Partner relacji: Bank Pekao

Problem sukcesji w polskich firmach rodzinnych istnieje już od dawna. Na ile państwo identyfikują kwestię sukcesji jako trudność, jeżeli chodzi o rozwój tej kategorii firm?

To temat, który od lat przybiera na sile. Przyczyną jest coraz bardziej zaawansowany wiek części polskich przedsiębiorców. Pamiętajmy, że wiele firm powstało w pierwszych latach transformacji. Typowy polski przedsiębiorca ma 50–60 lat, i to jest wiek, kiedy się zaczyna myśleć o sukcesji. W tej grupie wiekowej jest ok. 40 proc. przedsiębiorców w Polsce. Wydaje się, że to dużo, ale w Niemczech to 60 proc.

W ciągu ostatnich kilku lat odsetek starszych przedsiębiorców systematycznie rośnie i siłą rzeczy ten temat staje się coraz bardziej istotny dla naszych klientów. To jest kwestia kontynuacji biznesu, ale nie tylko. Dotyczy też problemu, dlaczego polskie firmy rodzinne czy prywatne nie inwestują tak jak na przykład firmy państwowe czy firmy zagraniczne? Co się stanie ze strukturą własności w przypadku źle zaplanowanej sukcesji? Te problemy można oczywiście mnożyć.

Jaka tutaj jest rola banku? Co możecie zrobić?

W Pionie Bankowości Prywatnej i Produktów Inwestycyjnych mamy Biuro Family Office, które wspiera w planowaniu i prowadzeniu procesu sukcesji, w tym w powoływaniu fundacji rodzinnych. To jeden ze sposobów, jak można zaplanować sukcesję poprzez przekazanie części majątku właśnie do fundacji. Pamiętajmy, że to taka forma prawna, gdzie na przykład już po dziesięciu latach wygasają roszczenia zstępnych, czyli jest możliwość zapobieżenia rozdrobnieniu majątku. Dzięki fundacji można podzielić majątek, jak sobie życzy nestor, a nie tak, jakby wynikało to wprost z linii dziedziczenia. Można też stworzyć różnego rodzaju fundusze ze zdefiniowanymi celami: edukacja czy ochrona zdrowia. Czyli tutaj jest bardzo duża przestrzeń do tego, żeby nestor mógł zarządzić majątkiem w bardzo szczególny sposób.

Jak to wygląda na świecie?

Sam ustawodawca czerpał z rozwiązań europejskich, niemieckich.
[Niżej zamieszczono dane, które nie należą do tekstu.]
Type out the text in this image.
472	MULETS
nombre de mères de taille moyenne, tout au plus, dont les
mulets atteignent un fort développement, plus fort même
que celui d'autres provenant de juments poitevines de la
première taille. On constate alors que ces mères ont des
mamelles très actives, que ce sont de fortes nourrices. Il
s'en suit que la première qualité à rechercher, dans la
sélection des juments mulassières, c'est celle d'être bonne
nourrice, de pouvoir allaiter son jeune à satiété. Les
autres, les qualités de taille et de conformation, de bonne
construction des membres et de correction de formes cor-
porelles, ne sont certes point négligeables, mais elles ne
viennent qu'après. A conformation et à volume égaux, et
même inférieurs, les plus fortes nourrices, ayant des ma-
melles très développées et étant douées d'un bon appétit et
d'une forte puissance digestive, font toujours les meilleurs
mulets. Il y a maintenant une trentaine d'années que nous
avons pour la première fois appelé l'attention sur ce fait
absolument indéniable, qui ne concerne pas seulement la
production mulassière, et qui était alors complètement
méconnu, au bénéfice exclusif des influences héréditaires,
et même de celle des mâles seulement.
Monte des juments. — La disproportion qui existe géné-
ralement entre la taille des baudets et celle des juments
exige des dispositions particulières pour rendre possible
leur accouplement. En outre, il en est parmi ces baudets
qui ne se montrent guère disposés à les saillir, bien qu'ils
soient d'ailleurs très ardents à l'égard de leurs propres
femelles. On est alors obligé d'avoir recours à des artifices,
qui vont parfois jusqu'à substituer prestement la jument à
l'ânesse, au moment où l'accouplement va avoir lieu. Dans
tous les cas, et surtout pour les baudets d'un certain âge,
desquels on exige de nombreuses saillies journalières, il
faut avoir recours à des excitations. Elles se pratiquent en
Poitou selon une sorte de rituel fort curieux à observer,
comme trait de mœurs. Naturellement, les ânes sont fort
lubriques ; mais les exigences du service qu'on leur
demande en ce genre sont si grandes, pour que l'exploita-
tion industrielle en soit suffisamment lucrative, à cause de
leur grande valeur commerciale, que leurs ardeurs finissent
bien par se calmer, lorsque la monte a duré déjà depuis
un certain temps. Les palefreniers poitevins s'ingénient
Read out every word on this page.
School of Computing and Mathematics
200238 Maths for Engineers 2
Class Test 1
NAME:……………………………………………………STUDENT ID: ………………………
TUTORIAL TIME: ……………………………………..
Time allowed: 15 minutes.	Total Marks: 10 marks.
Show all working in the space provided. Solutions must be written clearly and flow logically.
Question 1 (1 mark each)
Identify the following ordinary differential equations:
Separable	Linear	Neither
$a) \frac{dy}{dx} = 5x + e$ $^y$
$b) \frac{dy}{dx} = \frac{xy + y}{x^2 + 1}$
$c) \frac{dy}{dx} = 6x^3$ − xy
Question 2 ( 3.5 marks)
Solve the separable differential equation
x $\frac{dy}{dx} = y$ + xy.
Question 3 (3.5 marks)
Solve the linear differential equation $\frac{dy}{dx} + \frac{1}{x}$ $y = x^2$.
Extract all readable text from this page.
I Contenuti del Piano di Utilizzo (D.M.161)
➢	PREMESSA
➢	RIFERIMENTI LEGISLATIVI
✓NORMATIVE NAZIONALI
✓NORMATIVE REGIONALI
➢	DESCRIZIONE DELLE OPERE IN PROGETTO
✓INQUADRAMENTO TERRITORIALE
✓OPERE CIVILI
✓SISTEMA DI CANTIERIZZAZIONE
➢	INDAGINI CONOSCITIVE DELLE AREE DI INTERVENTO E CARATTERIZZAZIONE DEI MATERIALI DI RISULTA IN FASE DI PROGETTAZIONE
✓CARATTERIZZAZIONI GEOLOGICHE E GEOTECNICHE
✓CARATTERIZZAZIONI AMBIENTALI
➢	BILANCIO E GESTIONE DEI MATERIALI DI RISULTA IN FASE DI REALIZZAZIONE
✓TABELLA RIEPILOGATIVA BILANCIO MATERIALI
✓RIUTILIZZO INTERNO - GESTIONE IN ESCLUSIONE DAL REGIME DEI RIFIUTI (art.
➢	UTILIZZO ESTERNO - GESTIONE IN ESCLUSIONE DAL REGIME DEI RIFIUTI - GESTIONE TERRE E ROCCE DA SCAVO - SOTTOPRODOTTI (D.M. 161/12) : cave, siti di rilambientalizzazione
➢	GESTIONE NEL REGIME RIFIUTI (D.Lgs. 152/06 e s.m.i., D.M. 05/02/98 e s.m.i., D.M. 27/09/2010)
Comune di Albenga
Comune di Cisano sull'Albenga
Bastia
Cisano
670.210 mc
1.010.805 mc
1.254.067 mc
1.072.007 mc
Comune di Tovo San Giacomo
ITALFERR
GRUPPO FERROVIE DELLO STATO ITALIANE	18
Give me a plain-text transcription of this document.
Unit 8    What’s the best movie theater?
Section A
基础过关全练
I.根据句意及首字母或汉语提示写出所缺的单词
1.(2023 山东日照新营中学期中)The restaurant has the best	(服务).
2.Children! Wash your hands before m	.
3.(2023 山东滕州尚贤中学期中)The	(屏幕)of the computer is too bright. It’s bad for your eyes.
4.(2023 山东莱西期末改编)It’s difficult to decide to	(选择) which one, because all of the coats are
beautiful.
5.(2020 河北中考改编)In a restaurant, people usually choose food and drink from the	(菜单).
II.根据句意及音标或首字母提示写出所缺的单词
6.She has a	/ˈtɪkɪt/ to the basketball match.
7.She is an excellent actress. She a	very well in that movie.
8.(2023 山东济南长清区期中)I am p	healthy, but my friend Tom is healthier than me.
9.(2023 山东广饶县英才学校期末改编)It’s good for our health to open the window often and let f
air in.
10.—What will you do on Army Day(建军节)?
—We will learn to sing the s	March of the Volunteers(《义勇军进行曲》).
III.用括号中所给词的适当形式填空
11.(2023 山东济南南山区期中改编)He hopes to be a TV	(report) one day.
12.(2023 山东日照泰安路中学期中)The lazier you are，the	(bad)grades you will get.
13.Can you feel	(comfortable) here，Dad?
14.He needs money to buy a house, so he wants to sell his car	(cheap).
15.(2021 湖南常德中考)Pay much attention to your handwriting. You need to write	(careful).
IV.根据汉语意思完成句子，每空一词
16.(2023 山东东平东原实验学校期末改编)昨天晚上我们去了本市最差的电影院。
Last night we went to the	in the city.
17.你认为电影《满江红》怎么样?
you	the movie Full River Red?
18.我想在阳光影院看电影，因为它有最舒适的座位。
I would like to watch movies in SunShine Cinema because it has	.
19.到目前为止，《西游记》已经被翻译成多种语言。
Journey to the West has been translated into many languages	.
W raporcie „Od założyciela do następcy, raport o sukcesach sukcesji w polskich firmach rodzinnych”, który właśnie opublikowaliśmy, jest duża sekcja o Niemczech. Wśród największych 500 firm rodzinnych na świecie ok. 17 proc. to są firmy niemieckie. Tam ten model świetnie działa. Polska ma też ponadproporcjonalnie dużo firm rodzinnych na tle regionu. Z tym że średnie firmy niemieckie to de facto odpowiednik polskich dużych firm. To są naprawdę potężne firmy, wielopokoleniowe, większość z nich istnieje ponad 50 lat. Oczywiście one również borykają się z problemem sukcesji, z problemem mało kompetentnych następców. Ale tam kwestia sukcesji jest w większości przypadków zinstytucjonalizowana, na przykład poprzez profesjonalizację zarządu. Może się okazać po prostu, że sukcesorzy naturalni nie wykazują zainteresowania firmą ani nie posiadają kompetencji do zarządzania. Mówiąc o sukcesji w Polsce, również trzeba się zderzyć z tym problemem. 80 proc. tak zwanych nestorów czyli właścicieli firm, chciałoby, żeby potomstwo zajęło się biznesem. A po drugiej stronie mamy 60 proc. następców, którzy nie są zainteresowani prowadzeniem biznesu. Czyli mamy olbrzymie niedopasowanie i bank może tutaj odegrać bardzo pozytywną rolę.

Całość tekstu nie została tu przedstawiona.